Historische Bauernhöfe Auf Der Filderebene

Die Bauernhöfe der Filderebene prägen Landschaft, Kultur und Ernährung seit dem Hochmittelalter und sind zentral für das Verständnis regionaler Identität. Diese Höfe entstanden auf tiefen Lössböden, die Filderkraut und anderes Gemüse besonders fruchtbar machten. Ihre Bauformen, Nutzungsweisen und sozialen Netzwerke dokumentieren Wandlungsprozesse von Agrarrechten, technischer Modernisierung und Denkmalschutz. Im Folgenden werden Bauformen, materielle Substanz, wirtschaftliche Praxis, soziale Geschichten und heutige Schutzmaßnahmen zusammenhängend dargestellt.

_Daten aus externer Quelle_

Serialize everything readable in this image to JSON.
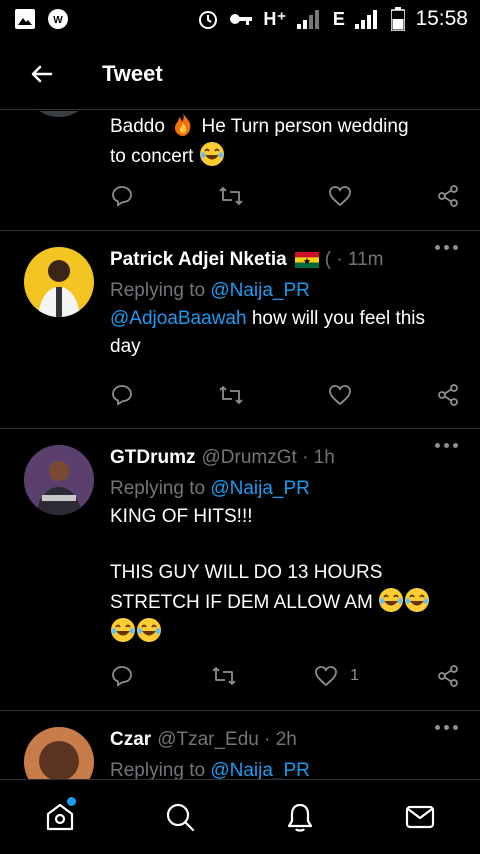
{
  "status_bar": {
    "network": "H⁺",
    "network2": "E",
    "time": "15:58"
  },
  "header": {
    "title": "Tweet"
  },
  "tweets": [
    {
      "text_line1": "Baddo",
      "text_line1b": "He Turn person wedding",
      "text_line2": "to concert"
    },
    {
      "name": "Patrick Adjei Nketia",
      "meta": "( · 11m",
      "replying": "Replying to",
      "reply_handle": "@Naija_PR",
      "mention": "@AdjoaBaawah",
      "text_a": " how will you feel this",
      "text_b": "day"
    },
    {
      "name": "GTDrumz",
      "handle": "@DrumzGt · 1h",
      "replying": "Replying to",
      "reply_handle": "@Naija_PR",
      "line1": "KING OF HITS!!!",
      "line2": "THIS GUY WILL DO 13 HOURS",
      "line3": "STRETCH IF DEM ALLOW AM",
      "like_count": "1"
    },
    {
      "name": "Czar",
      "handle": "@Tzar_Edu · 2h",
      "replying": "Replying to",
      "reply_handle": "@Naija_PR"
    }
  ],
  "colors": {
    "accent": "#1d9bf0",
    "muted": "#71767b",
    "divider": "#2f3336"
  },
  "icons": [
    "image-icon",
    "whatsapp-icon",
    "alarm-icon",
    "key-icon",
    "signal-icon",
    "battery-icon",
    "back-arrow-icon",
    "reply-icon",
    "retweet-icon",
    "like-icon",
    "share-icon",
    "more-icon",
    "home-icon",
    "search-icon",
    "notifications-icon",
    "messages-icon",
    "fire-emoji",
    "laughing-emoji",
    "ghana-flag-icon"
  ]
}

Bauliches Erbe, Nutzung und Bewahrung

Bauliches Erbe, Nutzung und Bewahrung

Architektur und Baustile sind Zeugnisse regionaler Bautradition. Typische Filderhöfe zeigen oft die Kombination eines Wohnhauses mit Stall und Scheune unter einem First oder in blockhafter Anordnung neben einem Hofplatz. Sichtbare Merkmale sind giebelständige Wohnhäuser aus Fachwerk, steinerne Erdgeschosse, massive Scheunen sowie oft verputzte Traufseiten mit Sprossenfenstern. Der sogenannte schwäbische Einfirsthof kommt vor, ebenso Gebäude mit separaten Stallflügeln aus dem 18. und 19. Jahrhundert. Bau- und Werkmaterialien stammten vor Ort: Löss als Baustoff für Lehm und Putz, Tuff und Muschelkalk für Fundamente, sowie Fachwerk mit Eichenbalken. Dächer wurden mit Biberschwanzziegeln gedeckt; Stallbereiche erhielten größere Öffnungen und Toranlagen für Wagen und Erntegut.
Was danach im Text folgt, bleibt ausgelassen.